Gov. Gavin Newsom gave California’s marijuana industry reason to rejoice this week when he came out forcefully in favour of overhauling the state’s cannabis tax system to help MJ businesses woo customers from the thriving underground market.
“It is my goal to look at tax policy to stabilize the market,” Newsom said during a news conference Monday after releasing his 2022-23 budget proposal.
“It’s also my goal to get these municipalities to wake up to the opportunities to get rid of the illegal market … and provide support and a regulatory framework for the legal market.”
However, details about how Newsom hopes to accomplish these goals remain scarce.
According to cannabis industry sources familiar with the state Legislature, any tax changes would likely come from a stand-alone bill, while a grant program would probably be wrapped into the budget.
Still, it’s far from straightforward:
- How Newsom would stabilize the legal cannabis market.
- What tax changes will he seek?
- How any grant program would work.
- Whether any tax reforms would translate into cannabis prices that are low enough to draw consumers away from illicit operators.
“The devil is in the details,” said Jerred Kiloh, president of the Los Angeles-based United Cannabis Business Association.
Lindsay Robinson, executive director of the California Cannabis Industry Association, said there’s “reason for us to be optimistic.

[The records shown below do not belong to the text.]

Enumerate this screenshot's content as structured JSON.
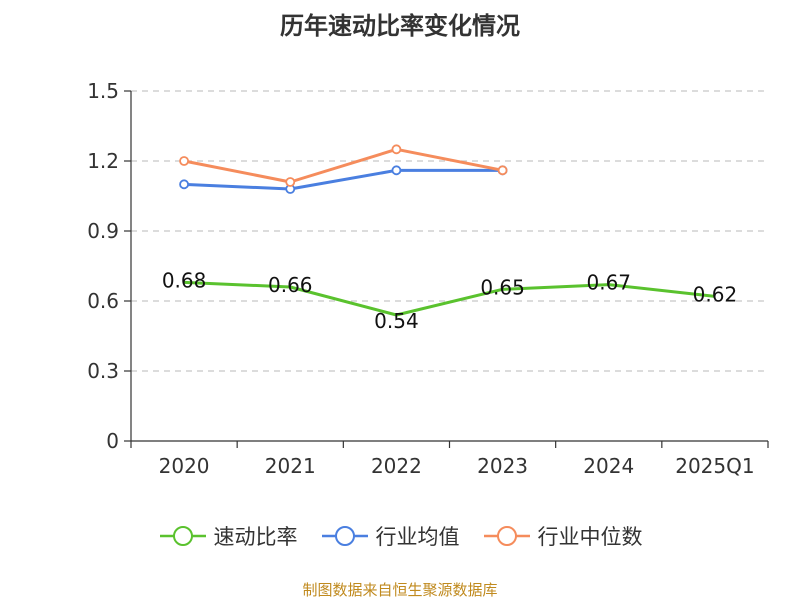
{
  "chart_data": {
    "type": "line",
    "title": "历年速动比率变化情况",
    "categories": [
      "2020",
      "2021",
      "2022",
      "2023",
      "2024",
      "2025Q1"
    ],
    "ylim": [
      0,
      1.5
    ],
    "yticks": [
      "0",
      "0.3",
      "0.6",
      "0.9",
      "1.2",
      "1.5"
    ],
    "ytick_values": [
      0,
      0.3,
      0.6,
      0.9,
      1.2,
      1.5
    ],
    "grid": true,
    "legend_position": "bottom",
    "series": [
      {
        "name": "速动比率",
        "color": "#5ac22e",
        "values": [
          0.68,
          0.66,
          0.54,
          0.65,
          0.67,
          0.62
        ],
        "labels": [
          "0.68",
          "0.66",
          "0.54",
          "0.65",
          "0.67",
          "0.62"
        ],
        "show_markers": false,
        "show_labels": true
      },
      {
        "name": "行业均值",
        "color": "#4a7fe0",
        "values": [
          1.1,
          1.08,
          1.16,
          1.16,
          null,
          null
        ],
        "show_markers": true,
        "show_labels": false
      },
      {
        "name": "行业中位数",
        "color": "#f58c5c",
        "values": [
          1.2,
          1.11,
          1.25,
          1.16,
          null,
          null
        ],
        "show_markers": true,
        "show_labels": false
      }
    ]
  },
  "source": "制图数据来自恒生聚源数据库"
}
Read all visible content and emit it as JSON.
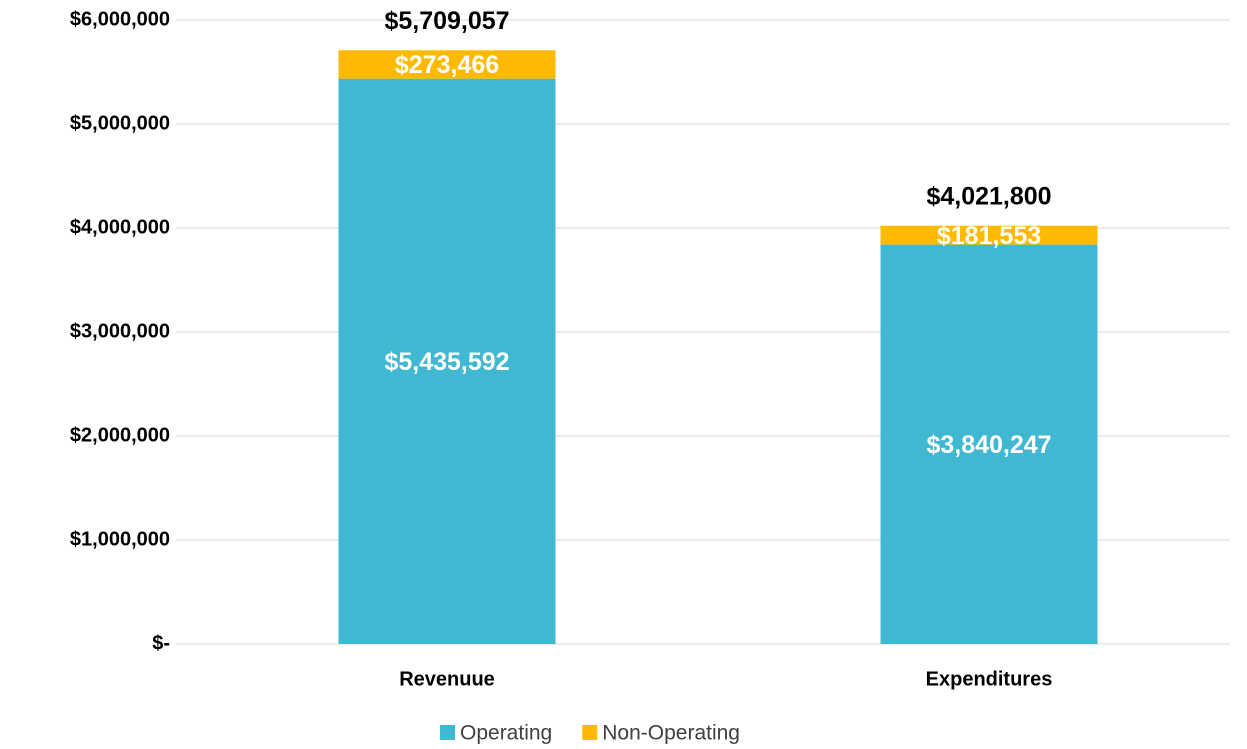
{
  "chart_data": {
    "type": "stacked_bar",
    "categories": [
      "Revenuue",
      "Expenditures"
    ],
    "series": [
      {
        "name": "Operating",
        "color": "#40b8d2",
        "values": [
          5435592,
          3840247
        ],
        "value_labels": [
          "$5,435,592",
          "$3,840,247"
        ]
      },
      {
        "name": "Non-Operating",
        "color": "#ffb900",
        "values": [
          273466,
          181553
        ],
        "value_labels": [
          "$273,466",
          "$181,553"
        ]
      }
    ],
    "totals": [
      5709057,
      4021800
    ],
    "total_labels": [
      "$5,709,057",
      "$4,021,800"
    ],
    "ylim": [
      0,
      6000000
    ],
    "yticks": [
      {
        "value": 0,
        "label": "$-"
      },
      {
        "value": 1000000,
        "label": "$1,000,000"
      },
      {
        "value": 2000000,
        "label": "$2,000,000"
      },
      {
        "value": 3000000,
        "label": "$3,000,000"
      },
      {
        "value": 4000000,
        "label": "$4,000,000"
      },
      {
        "value": 5000000,
        "label": "$5,000,000"
      },
      {
        "value": 6000000,
        "label": "$6,000,000"
      }
    ],
    "grid": true,
    "legend": "bottom"
  }
}
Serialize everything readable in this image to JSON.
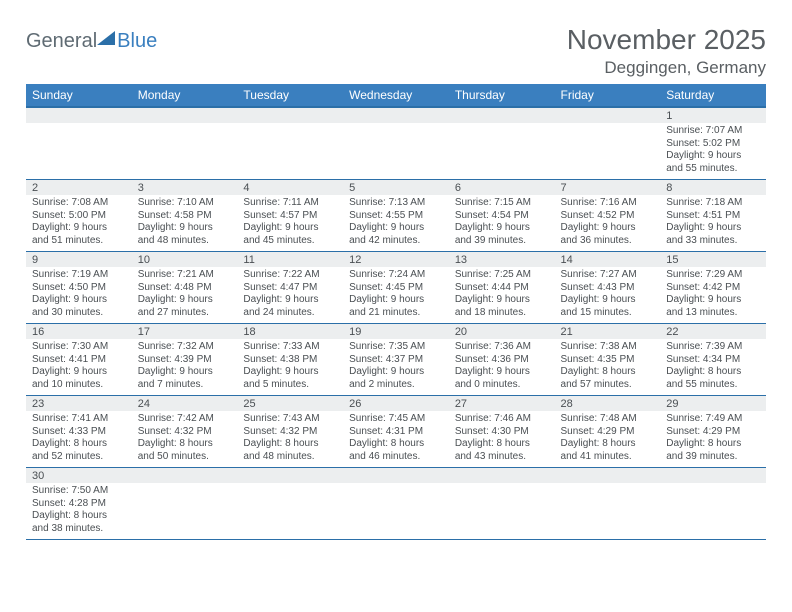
{
  "logo": {
    "general": "General",
    "blue": "Blue"
  },
  "title": "November 2025",
  "location": "Deggingen, Germany",
  "colors": {
    "header_bg": "#3a7fbf",
    "header_border": "#2b6fa8",
    "daynum_bg": "#eceeef",
    "text": "#4a4f53",
    "page_bg": "#ffffff"
  },
  "weekdays": [
    "Sunday",
    "Monday",
    "Tuesday",
    "Wednesday",
    "Thursday",
    "Friday",
    "Saturday"
  ],
  "weeks": [
    [
      null,
      null,
      null,
      null,
      null,
      null,
      {
        "n": "1",
        "sr": "7:07 AM",
        "ss": "5:02 PM",
        "dl": "9 hours and 55 minutes."
      }
    ],
    [
      {
        "n": "2",
        "sr": "7:08 AM",
        "ss": "5:00 PM",
        "dl": "9 hours and 51 minutes."
      },
      {
        "n": "3",
        "sr": "7:10 AM",
        "ss": "4:58 PM",
        "dl": "9 hours and 48 minutes."
      },
      {
        "n": "4",
        "sr": "7:11 AM",
        "ss": "4:57 PM",
        "dl": "9 hours and 45 minutes."
      },
      {
        "n": "5",
        "sr": "7:13 AM",
        "ss": "4:55 PM",
        "dl": "9 hours and 42 minutes."
      },
      {
        "n": "6",
        "sr": "7:15 AM",
        "ss": "4:54 PM",
        "dl": "9 hours and 39 minutes."
      },
      {
        "n": "7",
        "sr": "7:16 AM",
        "ss": "4:52 PM",
        "dl": "9 hours and 36 minutes."
      },
      {
        "n": "8",
        "sr": "7:18 AM",
        "ss": "4:51 PM",
        "dl": "9 hours and 33 minutes."
      }
    ],
    [
      {
        "n": "9",
        "sr": "7:19 AM",
        "ss": "4:50 PM",
        "dl": "9 hours and 30 minutes."
      },
      {
        "n": "10",
        "sr": "7:21 AM",
        "ss": "4:48 PM",
        "dl": "9 hours and 27 minutes."
      },
      {
        "n": "11",
        "sr": "7:22 AM",
        "ss": "4:47 PM",
        "dl": "9 hours and 24 minutes."
      },
      {
        "n": "12",
        "sr": "7:24 AM",
        "ss": "4:45 PM",
        "dl": "9 hours and 21 minutes."
      },
      {
        "n": "13",
        "sr": "7:25 AM",
        "ss": "4:44 PM",
        "dl": "9 hours and 18 minutes."
      },
      {
        "n": "14",
        "sr": "7:27 AM",
        "ss": "4:43 PM",
        "dl": "9 hours and 15 minutes."
      },
      {
        "n": "15",
        "sr": "7:29 AM",
        "ss": "4:42 PM",
        "dl": "9 hours and 13 minutes."
      }
    ],
    [
      {
        "n": "16",
        "sr": "7:30 AM",
        "ss": "4:41 PM",
        "dl": "9 hours and 10 minutes."
      },
      {
        "n": "17",
        "sr": "7:32 AM",
        "ss": "4:39 PM",
        "dl": "9 hours and 7 minutes."
      },
      {
        "n": "18",
        "sr": "7:33 AM",
        "ss": "4:38 PM",
        "dl": "9 hours and 5 minutes."
      },
      {
        "n": "19",
        "sr": "7:35 AM",
        "ss": "4:37 PM",
        "dl": "9 hours and 2 minutes."
      },
      {
        "n": "20",
        "sr": "7:36 AM",
        "ss": "4:36 PM",
        "dl": "9 hours and 0 minutes."
      },
      {
        "n": "21",
        "sr": "7:38 AM",
        "ss": "4:35 PM",
        "dl": "8 hours and 57 minutes."
      },
      {
        "n": "22",
        "sr": "7:39 AM",
        "ss": "4:34 PM",
        "dl": "8 hours and 55 minutes."
      }
    ],
    [
      {
        "n": "23",
        "sr": "7:41 AM",
        "ss": "4:33 PM",
        "dl": "8 hours and 52 minutes."
      },
      {
        "n": "24",
        "sr": "7:42 AM",
        "ss": "4:32 PM",
        "dl": "8 hours and 50 minutes."
      },
      {
        "n": "25",
        "sr": "7:43 AM",
        "ss": "4:32 PM",
        "dl": "8 hours and 48 minutes."
      },
      {
        "n": "26",
        "sr": "7:45 AM",
        "ss": "4:31 PM",
        "dl": "8 hours and 46 minutes."
      },
      {
        "n": "27",
        "sr": "7:46 AM",
        "ss": "4:30 PM",
        "dl": "8 hours and 43 minutes."
      },
      {
        "n": "28",
        "sr": "7:48 AM",
        "ss": "4:29 PM",
        "dl": "8 hours and 41 minutes."
      },
      {
        "n": "29",
        "sr": "7:49 AM",
        "ss": "4:29 PM",
        "dl": "8 hours and 39 minutes."
      }
    ],
    [
      {
        "n": "30",
        "sr": "7:50 AM",
        "ss": "4:28 PM",
        "dl": "8 hours and 38 minutes."
      },
      null,
      null,
      null,
      null,
      null,
      null
    ]
  ],
  "labels": {
    "sunrise": "Sunrise:",
    "sunset": "Sunset:",
    "daylight": "Daylight:"
  }
}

But I also think there’s a lot of work ahead, and it’s not a done deal by any means.”
What might be coming
Newsom ally Dustin Moore, a Sacramento-based principal at Axiom Advisors, said the most likely target for tax reform is eliminating the state cultivation tax.
That tax was increased on Jan. 1 to $10.08 per ounce of flower, $3 per ounce for leaves and $1.41 per ounce of fresh plant material.
Moore said the tax will be the focus of a bill drafted by state Sen. Mike McGuire of Humboldt County.
“I don’t know how quickly this will happen. But certainly, during this session, the cultivation tax will disappear,” Moore predicted.
“This is a watershed moment for the industry.”
Moore said he understands the grant program will be rolled out “in concise order” because Newsom is “well aware of the need to expand retail.”
He noted the Newsom administration has already backed multiple cannabis-related grants, including for social equity programs and to help localities get more licenses processed.
However, Robinson and Kiloh said McGuire’s bill might not be the only one introduced to reduce marijuana tax rates.
And any tax bill would have to gain a two-thirds supermajority in the House and Senate.
“There’s just a lot of hurdles. We don’t want to cultivate a false sense of security” within the industry, Robinson said when asked how confident she is that tax reform would be accomplished this year.
But Newsom’s budget gave the industry an opening that can be exploited, said Genine Coleman, the Origins Council executive director, representing small cannabis farmers across the state.
“It all portends well, and it’s an all-hands-on-deck kind of negotiation scenario,” Coleman said. “If nothing is done this year, the industry may collapse, and our membership certainly will.”
Industry clamoring for help
A coalition of business owners and activists rallied at the state Capitol in Sacramento on Thursday to emphasize, once again, that the legal marijuana industry is on the brink of collapse and to demand change from lawmakers.
“One year from now, there will be very few of us left to tax,” said Karla Avila, a small farmer and executive director of the Trinity County Agriculture Alliance.
Avila warned that the state’s marijuana taxes and regulatory costs were killing small businesses and further empowering the illicit market.
“I call on our lawmakers to make nothing short of drastic changes. Right now, today. Repeal the cultivation tax,” Avila said.
Others called for a suspension of the state’s 15% cannabis excise tax, at least for social equity businesses that are even more financially disadvantaged than other companies, along with a “tax holiday,” a move championed by Flow Kana executive Michael Steinmetz.
Steinmetz told MJBizDaily via email that Newsom’s announcement this week is a “positive first step” but stressed that “time is of the essence” to save small licensed businesses.
He pledged to “continue to raise our voices” until the Legislature stabilises the market.
Glass House Group President Graham Farrar said the governor “has nailed what the industry needs.”
“It’s two things: Lower taxes, so we have a chance to compete with the illicit market, and more retail, so we can start to turn the tide.”